Published: 29 Sep 2015 | Last Updated: 09 Aug 2023 11:42:33

The RVC hosted an event for the British Equine Federation's World Class Programme, to discuss maximising the potential of competition horses and reducing injury risks.

The ‘Fit to Compete’ event, on September 23, was attended by riders, farriers and trainers. Talks and demonstrations by RVC experts covered links between current research, performance and equine health management. Around 25 guests gained a behind the scenes insight into equine research conducted by the RVC.

The World Class Programme is a UK Sport lottery-funded initiative designed to deliver more medals for eventing, showjumping, dressage and para-equestrian dressage athletes by identifying and nurturing talent.

Members of the RVC's Structure and Motion Laboratory delivered a number of small group interactive sessions about how performance can be improved with the help of scientific expertise. The team demonstrated examples of ongoing research, illustrating how treadmills, forceplates, pressure mats and sensor techniques are used in live horses. They also showed how live horse research is underpinned by cadaver studies using material testing techniques.

Small group interactive sessions in the RVC's Structure and Motion Laboratory

Commenting on the event, World Class Podium Potential Lead, Caroline Griffith said: “We were offered not only information on the research projects but also a unique insight into the unseen structures of limbs and their functionality within performance. Everyone came away really enthusiastic and it was exactly what we aimed the day to be about. The information we were shown was very comprehensive in a short space of time and we were genuinely amazed by the facilities.

“We were shown six stations, hosted by RVC vets, farriers and students. Each station had a different research project but all were working towards the improvement of performance in horses. It was a really valuable day for everyone - the vets, riders, grooms and farriers attending from World Class all gained a critical understanding of the research, both current and ongoing, that is available and it has enabled a greater understanding of how we can work together going forwards to support the performance horse.”

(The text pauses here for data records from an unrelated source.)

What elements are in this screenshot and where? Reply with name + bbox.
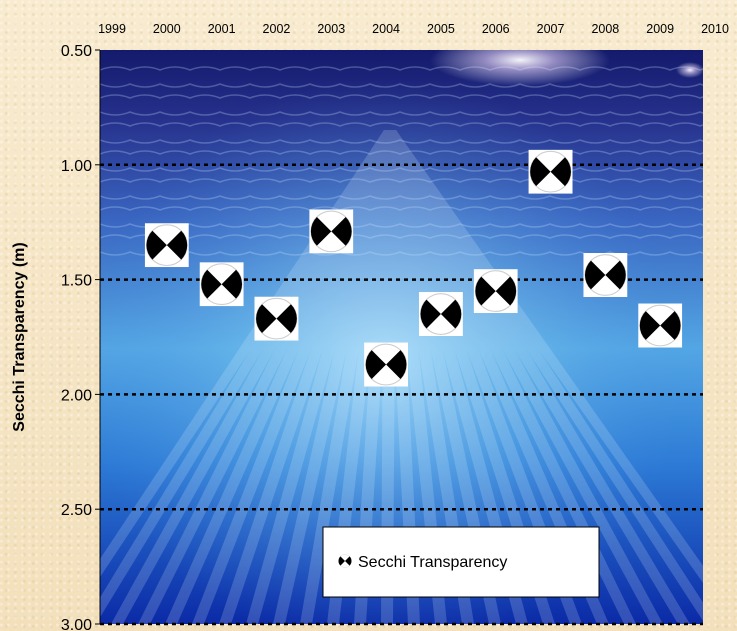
legend-marker-icon — [338, 554, 352, 568]
secchi-disk-icon — [418, 292, 463, 337]
x-tick-label: 2004 — [372, 22, 400, 36]
secchi-disk-icon — [528, 149, 573, 194]
y-tick-label: 2.50 — [61, 502, 92, 519]
x-tick-label: 2007 — [537, 22, 565, 36]
x-tick-label: 2009 — [646, 22, 674, 36]
secchi-disk-icon — [638, 303, 683, 348]
y-axis-label: Secchi Transparency (m) — [11, 242, 28, 431]
x-tick-label: 2006 — [482, 22, 510, 36]
legend-label: Secchi Transparency — [358, 554, 507, 571]
x-tick-label: 2010 — [701, 22, 729, 36]
y-tick-label: 3.00 — [61, 617, 92, 631]
secchi-disk-icon — [473, 269, 518, 314]
y-tick-label: 1.50 — [61, 273, 92, 290]
axes: 0.50 1.00 1.50 2.00 2.50 3.00 1999 2000 2001 2002… — [61, 22, 729, 631]
x-tick-label: 2001 — [208, 22, 236, 36]
secchi-disk-icon — [583, 253, 628, 298]
x-tick-label: 1999 — [98, 22, 126, 36]
secchi-disk-icon — [144, 223, 189, 268]
x-tick-label: 2000 — [153, 22, 181, 36]
secchi-disk-icon — [364, 342, 409, 387]
x-tick-label: 2005 — [427, 22, 455, 36]
x-tick-label: 2003 — [317, 22, 345, 36]
secchi-disk-icon — [199, 262, 244, 307]
legend: Secchi Transparency — [322, 526, 600, 598]
secchi-disk-icon — [309, 209, 354, 254]
plot-area — [100, 50, 703, 624]
secchi-disk-icon — [254, 296, 299, 341]
y-tick-label: 0.50 — [61, 43, 92, 60]
x-tick-label: 2002 — [263, 22, 291, 36]
y-tick-label: 2.00 — [61, 387, 92, 404]
x-tick-label: 2008 — [591, 22, 619, 36]
y-tick-label: 1.00 — [61, 158, 92, 175]
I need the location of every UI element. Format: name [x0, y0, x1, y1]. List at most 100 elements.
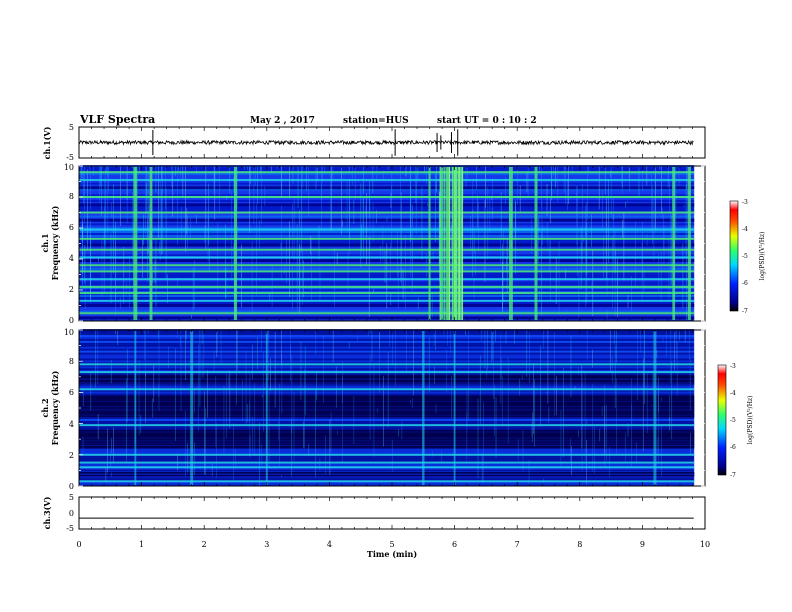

Team GBR Eventing Performance Manager Yogi Breisner said: “I thought all the content was extremely interesting. It opened my eyes, I didn't realise that so much was going on and there was so much research that can be used in a practical way. I've seen pressure on legs before and I've seen horses work on treadmills but the interesting thing I thought is how the RVC is linking it all up together and coordinating so that it's not working in isolation. It's actually leading to something that can be used by people in practical ways in the equestrian industry.”

Demonstration of the effects of pressure on a horse's leg

Speaking after the event, Renate Weller, Professor in Comparative Imaging and Biomechanics at the RVC, said: “I really enjoyed this afternoon. The interaction for us researchers with the team surrounding the equine athlete is vital to our work. It is a two-way street - the people ‘on the ground floor’ help us to focus on relevant research and in turn we try our best to help optimise performance potential and minimise risk of injury on a scientific basis.”